Rassegna stampa - Il Giorno, Tiziano Troianello, 1 ottobre 2009.
Il governo pensa al ritorno al nucleare e non è escluso che possa prendere in considerazione l’ipotesi di riattivare la centrale di Caorso, a due passi dal lodigiano. “Arturo” è stato in funzione dall’inizio degli anni Ottanta ed ha cessato di produrre energia nel 1987. Poi squadre di tecnici hanno continuato a sorvegliarlo per diversi anni. Avrebbe il vantaggio non di poco conto, a detta di coloro che oggi non si sentono di scartare l’eventualità di una sua riattivazione, di essere collocato in riva al più grande fiume d’Italia, una “manna” per le necessità di raffredamento dell’impianto.
Il solo pensiero di vedere tornare in funzione la centrale di Caorso getta nell’angoscia i residenti dei centri del Basso Lodigiano collocati al di qua del Po esattamente al confine con il piacentino. Castelnuovo Bocca d’Adda e Caselle Landi, ad esempio, sono comuni nelle immediate vicinanze di Arturo e distano rispettivamente quattro chilometri e due chilometri e mezzo dall’impianto. Caselle è addirittura più vicino alla centrale di quanto non lo sia il centro abitato di Caorso. Il sindaco di Caselle Landi, Piero Luigi Bianchi, per ora non si sente un primo cittadino su cui pende la spada di Damocle del nucleare, però ci tiene a fissare alcuni paletti.
Sindaco Bianchi, come si sente un sindaco di un paese che di qui a poco potrebbe vedere cadere le attenzioni del Governo su un sito collocato a pochi metri da casa sua?
«Beh, innanzitutto non voglio generare allarmismi. Al momento c’è un’intenzione dichiarata da parte del Governo di tornare ad investire sull’energia nucleare, ma non sono ancora stati individuati i siti su cui puntare. Mi auguro che, come avevo letto da qualche parte, si intenda rivolgere maggiormente lo sguardo verso località situate in riva al mare. Tengo a sottolineare comunque che la comunità di Caselle Landi ha già dato, ha già provato sulla sua pelle la difficile convivenza con una centrale nucleare. In questo momento ritengo che il primo pensiero debba essere quello di portare a termine lo smantellamento di Arturo. Occorre innanzitutto chiudere quella partita e riportare la situazione di Caorso com’era prima dell’arrivo del nucleare. Francamente non mi sembra molto accettabile riproporre Caorso».
Cosa ne pensa in generale della scelta del Governo di puntare sul nucleare?

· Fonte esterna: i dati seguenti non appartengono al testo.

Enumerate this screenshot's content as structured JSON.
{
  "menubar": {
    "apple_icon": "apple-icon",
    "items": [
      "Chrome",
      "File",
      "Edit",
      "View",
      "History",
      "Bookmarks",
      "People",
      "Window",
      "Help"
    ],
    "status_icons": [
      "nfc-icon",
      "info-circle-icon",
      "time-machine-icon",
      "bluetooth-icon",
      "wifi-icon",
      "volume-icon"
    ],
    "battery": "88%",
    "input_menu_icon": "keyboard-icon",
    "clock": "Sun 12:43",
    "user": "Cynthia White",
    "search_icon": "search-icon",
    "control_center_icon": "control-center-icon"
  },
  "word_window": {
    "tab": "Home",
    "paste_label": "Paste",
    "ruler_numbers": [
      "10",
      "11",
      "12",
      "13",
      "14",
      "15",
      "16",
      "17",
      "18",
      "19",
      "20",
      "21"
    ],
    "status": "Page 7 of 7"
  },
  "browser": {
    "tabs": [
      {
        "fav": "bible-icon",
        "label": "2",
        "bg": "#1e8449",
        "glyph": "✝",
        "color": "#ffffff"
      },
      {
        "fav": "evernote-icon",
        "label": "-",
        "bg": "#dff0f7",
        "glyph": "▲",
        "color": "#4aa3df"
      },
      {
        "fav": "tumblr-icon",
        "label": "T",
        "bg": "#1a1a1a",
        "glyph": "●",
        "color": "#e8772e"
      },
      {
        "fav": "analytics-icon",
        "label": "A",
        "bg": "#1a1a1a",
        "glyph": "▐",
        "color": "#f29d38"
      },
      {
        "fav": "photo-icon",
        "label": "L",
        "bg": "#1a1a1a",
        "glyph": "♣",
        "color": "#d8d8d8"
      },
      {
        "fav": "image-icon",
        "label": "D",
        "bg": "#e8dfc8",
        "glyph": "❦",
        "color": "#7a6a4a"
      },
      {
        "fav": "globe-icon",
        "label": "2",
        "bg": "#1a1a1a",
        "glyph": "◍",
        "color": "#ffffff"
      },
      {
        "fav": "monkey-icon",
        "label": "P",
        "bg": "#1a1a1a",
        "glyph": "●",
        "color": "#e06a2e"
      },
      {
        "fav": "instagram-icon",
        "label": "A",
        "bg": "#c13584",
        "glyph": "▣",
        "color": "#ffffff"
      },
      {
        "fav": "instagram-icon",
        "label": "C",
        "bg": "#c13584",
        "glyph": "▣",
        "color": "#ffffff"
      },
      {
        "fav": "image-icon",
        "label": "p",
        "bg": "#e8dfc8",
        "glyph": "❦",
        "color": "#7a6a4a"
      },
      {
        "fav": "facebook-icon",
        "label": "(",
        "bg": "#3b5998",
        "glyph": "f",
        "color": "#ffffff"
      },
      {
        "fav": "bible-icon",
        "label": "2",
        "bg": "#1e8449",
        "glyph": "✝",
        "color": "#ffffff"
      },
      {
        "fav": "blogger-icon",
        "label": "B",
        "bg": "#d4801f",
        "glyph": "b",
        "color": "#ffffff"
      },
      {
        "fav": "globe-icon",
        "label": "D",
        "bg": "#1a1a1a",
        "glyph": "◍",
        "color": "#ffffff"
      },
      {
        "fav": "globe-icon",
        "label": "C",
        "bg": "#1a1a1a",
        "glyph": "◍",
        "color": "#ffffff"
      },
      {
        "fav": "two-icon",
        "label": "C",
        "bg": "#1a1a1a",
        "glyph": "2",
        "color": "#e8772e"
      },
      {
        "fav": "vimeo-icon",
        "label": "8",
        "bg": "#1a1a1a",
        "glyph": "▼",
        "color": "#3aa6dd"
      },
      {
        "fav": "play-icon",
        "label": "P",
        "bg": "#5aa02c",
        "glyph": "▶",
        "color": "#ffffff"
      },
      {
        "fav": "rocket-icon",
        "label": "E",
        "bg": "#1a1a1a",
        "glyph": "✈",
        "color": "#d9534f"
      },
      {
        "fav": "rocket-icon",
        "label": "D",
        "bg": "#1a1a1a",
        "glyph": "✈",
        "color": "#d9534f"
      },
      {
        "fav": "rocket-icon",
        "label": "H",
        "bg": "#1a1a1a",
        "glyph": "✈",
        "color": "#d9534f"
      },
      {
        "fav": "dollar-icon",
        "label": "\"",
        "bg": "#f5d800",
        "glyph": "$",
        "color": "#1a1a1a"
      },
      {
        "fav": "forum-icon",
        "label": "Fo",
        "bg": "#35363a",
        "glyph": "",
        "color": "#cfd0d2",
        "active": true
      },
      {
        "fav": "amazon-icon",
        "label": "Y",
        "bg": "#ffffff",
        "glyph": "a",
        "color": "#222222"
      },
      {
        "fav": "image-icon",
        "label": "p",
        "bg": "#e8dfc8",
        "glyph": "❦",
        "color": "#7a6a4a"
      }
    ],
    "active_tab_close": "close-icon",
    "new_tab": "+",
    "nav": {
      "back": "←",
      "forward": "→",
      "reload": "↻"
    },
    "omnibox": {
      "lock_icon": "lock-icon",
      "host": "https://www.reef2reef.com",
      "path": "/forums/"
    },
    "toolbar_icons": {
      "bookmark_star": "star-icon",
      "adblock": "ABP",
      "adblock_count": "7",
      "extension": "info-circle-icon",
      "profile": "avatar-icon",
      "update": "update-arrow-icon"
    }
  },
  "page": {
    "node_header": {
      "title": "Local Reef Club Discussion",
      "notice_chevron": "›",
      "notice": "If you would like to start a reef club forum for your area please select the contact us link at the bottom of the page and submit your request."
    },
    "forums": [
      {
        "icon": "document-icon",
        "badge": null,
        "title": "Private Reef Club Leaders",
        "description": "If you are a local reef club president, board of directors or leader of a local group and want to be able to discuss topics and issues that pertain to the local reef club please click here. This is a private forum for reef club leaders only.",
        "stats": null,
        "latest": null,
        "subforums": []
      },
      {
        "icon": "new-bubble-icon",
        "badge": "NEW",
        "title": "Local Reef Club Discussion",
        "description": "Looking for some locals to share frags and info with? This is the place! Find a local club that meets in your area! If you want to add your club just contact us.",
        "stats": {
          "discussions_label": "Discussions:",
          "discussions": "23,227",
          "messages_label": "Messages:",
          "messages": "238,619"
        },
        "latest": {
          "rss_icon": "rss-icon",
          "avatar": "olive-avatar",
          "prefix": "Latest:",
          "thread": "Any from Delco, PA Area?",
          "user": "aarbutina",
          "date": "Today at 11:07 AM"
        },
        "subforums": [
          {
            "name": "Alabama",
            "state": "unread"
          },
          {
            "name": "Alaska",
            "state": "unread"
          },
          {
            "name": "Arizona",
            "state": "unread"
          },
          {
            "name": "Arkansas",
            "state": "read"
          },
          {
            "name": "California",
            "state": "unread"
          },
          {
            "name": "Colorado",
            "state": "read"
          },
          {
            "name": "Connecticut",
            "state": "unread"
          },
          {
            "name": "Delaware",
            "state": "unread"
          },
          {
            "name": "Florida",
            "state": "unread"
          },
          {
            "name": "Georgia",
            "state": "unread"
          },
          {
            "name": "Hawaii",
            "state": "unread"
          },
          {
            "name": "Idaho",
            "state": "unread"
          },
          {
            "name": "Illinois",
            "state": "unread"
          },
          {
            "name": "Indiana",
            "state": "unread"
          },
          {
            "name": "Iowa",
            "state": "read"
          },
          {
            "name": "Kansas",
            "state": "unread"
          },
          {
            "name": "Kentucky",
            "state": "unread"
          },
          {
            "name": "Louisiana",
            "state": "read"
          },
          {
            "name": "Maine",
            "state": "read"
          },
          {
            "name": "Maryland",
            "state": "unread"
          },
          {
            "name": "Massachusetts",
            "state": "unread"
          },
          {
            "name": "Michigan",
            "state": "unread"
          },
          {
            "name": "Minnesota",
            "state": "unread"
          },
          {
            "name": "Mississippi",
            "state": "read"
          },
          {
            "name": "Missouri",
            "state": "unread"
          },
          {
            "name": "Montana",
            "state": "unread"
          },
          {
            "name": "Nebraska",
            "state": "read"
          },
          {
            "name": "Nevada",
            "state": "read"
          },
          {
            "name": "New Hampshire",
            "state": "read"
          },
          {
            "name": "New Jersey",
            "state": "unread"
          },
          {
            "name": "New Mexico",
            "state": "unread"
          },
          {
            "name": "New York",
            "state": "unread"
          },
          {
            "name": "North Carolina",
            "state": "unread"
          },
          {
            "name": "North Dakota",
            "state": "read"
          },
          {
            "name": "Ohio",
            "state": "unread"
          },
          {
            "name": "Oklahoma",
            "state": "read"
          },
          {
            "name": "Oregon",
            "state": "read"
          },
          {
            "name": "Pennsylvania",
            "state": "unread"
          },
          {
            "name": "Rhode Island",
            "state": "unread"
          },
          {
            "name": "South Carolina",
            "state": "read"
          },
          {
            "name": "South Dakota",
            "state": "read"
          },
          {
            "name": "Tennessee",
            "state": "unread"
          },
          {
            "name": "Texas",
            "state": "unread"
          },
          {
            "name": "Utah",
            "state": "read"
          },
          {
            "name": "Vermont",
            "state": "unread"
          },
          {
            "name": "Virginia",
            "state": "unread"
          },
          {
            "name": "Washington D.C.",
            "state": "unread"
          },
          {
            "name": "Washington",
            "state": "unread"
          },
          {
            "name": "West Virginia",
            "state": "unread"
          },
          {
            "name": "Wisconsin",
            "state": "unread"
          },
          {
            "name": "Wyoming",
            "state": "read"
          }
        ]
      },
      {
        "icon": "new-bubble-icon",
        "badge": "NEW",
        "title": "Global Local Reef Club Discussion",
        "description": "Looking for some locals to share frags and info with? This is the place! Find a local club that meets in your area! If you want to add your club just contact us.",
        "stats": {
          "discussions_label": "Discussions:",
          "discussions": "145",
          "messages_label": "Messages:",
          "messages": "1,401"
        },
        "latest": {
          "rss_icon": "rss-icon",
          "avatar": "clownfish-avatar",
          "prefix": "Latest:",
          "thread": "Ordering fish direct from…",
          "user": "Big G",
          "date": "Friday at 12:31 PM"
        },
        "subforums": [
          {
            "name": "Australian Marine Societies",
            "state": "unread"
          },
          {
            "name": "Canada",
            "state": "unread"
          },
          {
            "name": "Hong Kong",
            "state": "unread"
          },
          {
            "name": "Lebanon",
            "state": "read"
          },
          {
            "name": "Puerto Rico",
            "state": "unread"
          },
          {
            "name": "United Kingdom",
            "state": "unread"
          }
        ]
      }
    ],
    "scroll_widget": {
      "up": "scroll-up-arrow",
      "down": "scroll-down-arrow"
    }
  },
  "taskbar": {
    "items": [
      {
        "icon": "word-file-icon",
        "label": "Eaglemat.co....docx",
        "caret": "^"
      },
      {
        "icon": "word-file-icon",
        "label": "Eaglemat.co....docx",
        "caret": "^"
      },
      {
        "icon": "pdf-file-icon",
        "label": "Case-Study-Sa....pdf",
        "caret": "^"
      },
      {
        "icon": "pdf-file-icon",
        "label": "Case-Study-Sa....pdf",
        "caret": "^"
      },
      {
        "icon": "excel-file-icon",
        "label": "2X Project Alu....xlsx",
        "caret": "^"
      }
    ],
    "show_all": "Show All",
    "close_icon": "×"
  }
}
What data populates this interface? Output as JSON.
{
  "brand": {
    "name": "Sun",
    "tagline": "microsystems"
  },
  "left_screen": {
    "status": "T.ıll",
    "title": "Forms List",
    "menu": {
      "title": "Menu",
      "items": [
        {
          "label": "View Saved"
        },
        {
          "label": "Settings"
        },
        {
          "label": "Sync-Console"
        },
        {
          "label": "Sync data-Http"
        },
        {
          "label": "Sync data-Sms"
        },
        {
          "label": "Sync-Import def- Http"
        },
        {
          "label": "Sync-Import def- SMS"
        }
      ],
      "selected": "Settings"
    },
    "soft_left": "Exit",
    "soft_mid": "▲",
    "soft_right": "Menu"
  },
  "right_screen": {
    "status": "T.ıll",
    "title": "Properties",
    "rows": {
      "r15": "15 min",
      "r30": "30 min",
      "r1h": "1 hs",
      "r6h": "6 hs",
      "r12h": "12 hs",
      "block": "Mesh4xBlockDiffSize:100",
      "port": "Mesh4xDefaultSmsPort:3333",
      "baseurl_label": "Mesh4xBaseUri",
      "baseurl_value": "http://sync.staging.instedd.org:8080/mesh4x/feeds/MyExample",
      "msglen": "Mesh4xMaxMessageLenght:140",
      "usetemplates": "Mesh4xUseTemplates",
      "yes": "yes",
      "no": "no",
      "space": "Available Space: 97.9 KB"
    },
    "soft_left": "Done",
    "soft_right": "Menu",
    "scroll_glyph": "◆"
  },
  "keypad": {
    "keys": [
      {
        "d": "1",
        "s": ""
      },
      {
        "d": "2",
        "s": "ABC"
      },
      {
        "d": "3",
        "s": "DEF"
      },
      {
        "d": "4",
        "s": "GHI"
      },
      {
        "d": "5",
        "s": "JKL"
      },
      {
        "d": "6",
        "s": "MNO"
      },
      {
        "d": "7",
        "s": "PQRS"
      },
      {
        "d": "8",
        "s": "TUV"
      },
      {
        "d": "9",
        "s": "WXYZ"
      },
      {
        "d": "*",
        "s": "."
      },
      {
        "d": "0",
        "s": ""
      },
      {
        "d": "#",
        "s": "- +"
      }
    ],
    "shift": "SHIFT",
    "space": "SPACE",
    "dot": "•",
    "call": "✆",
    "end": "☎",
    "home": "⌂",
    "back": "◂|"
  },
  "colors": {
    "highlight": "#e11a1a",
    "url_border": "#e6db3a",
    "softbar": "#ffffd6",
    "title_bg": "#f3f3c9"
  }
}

«Il tema del nucleare va affrontato con grande attenzione. Di certo suona decisamente “strano” tirare fuori dal cassetto questa idea dopo che il popolo italiano con un referendum ha fatto capire chiaramente di non volerne più sentire parlare e di non voler più vivere con l’incubo che possano accadere incidenti come quello di Chernobyl. È passato un po’ di tempo, circa 20 anni, ed io non sono tra quelli che dicono che bisogna assolutamente restare ancorati al passato, altrimenti saremmo ancora alla lampada ad olio. Però occorre fare ad esempio attente riflessioni sulle tecnolgie da adottare. Non si può pensare ad una tecnologia di terza generazione quando ormai si è arrivati alla quarta».
Non sarebbe preferibile rivolgere lo sguardo alle fonti rinnovabili?
«Sicuramente. Il Lodigiano ad esempio sta già varando iniziative importanti sul fronte agro-alimentare, con lo sfruttamento dell’energia prodotta dalle biomasse. Si sta guardando sempre più anche al fotovoltaico. Di certo sono partite con numeri differenti da quelli che può dare il nucleare, però meno pericolose».
Il comune di Caselle ha ricevuto gli indennizzi previsti dal Governo come “risarcimento danni per i disagi sopportati dalla presenza di Arturo”?
«Ad oggi non è arrivato neppure un euro. L’esclusione dei comuni lodigiani, come il nostro o quello di Castelnuovo Bocca d’Adda, era assurda. Dopo le promesse del ministro Scajola adesso siamo in attesa che il Governo passi alla fase attuativa del decreto».
Che ricordo ha di quando il Lodigiano doveva convivere con la centrale di Caorso?
«A quei tempi ero un ragazzo che con i suoi coetanei partecipava alle prove di evacuazione in casi di emergenza. Vivevo la situazione sicuramente non con la stessa consapevolezza di un adulto o con lo stesso stato d’animo con cui la vivrei oggi da genitore. In generale ricordo poi che il clima che si respirava in paese non era per nulla tranquillo e rilassato».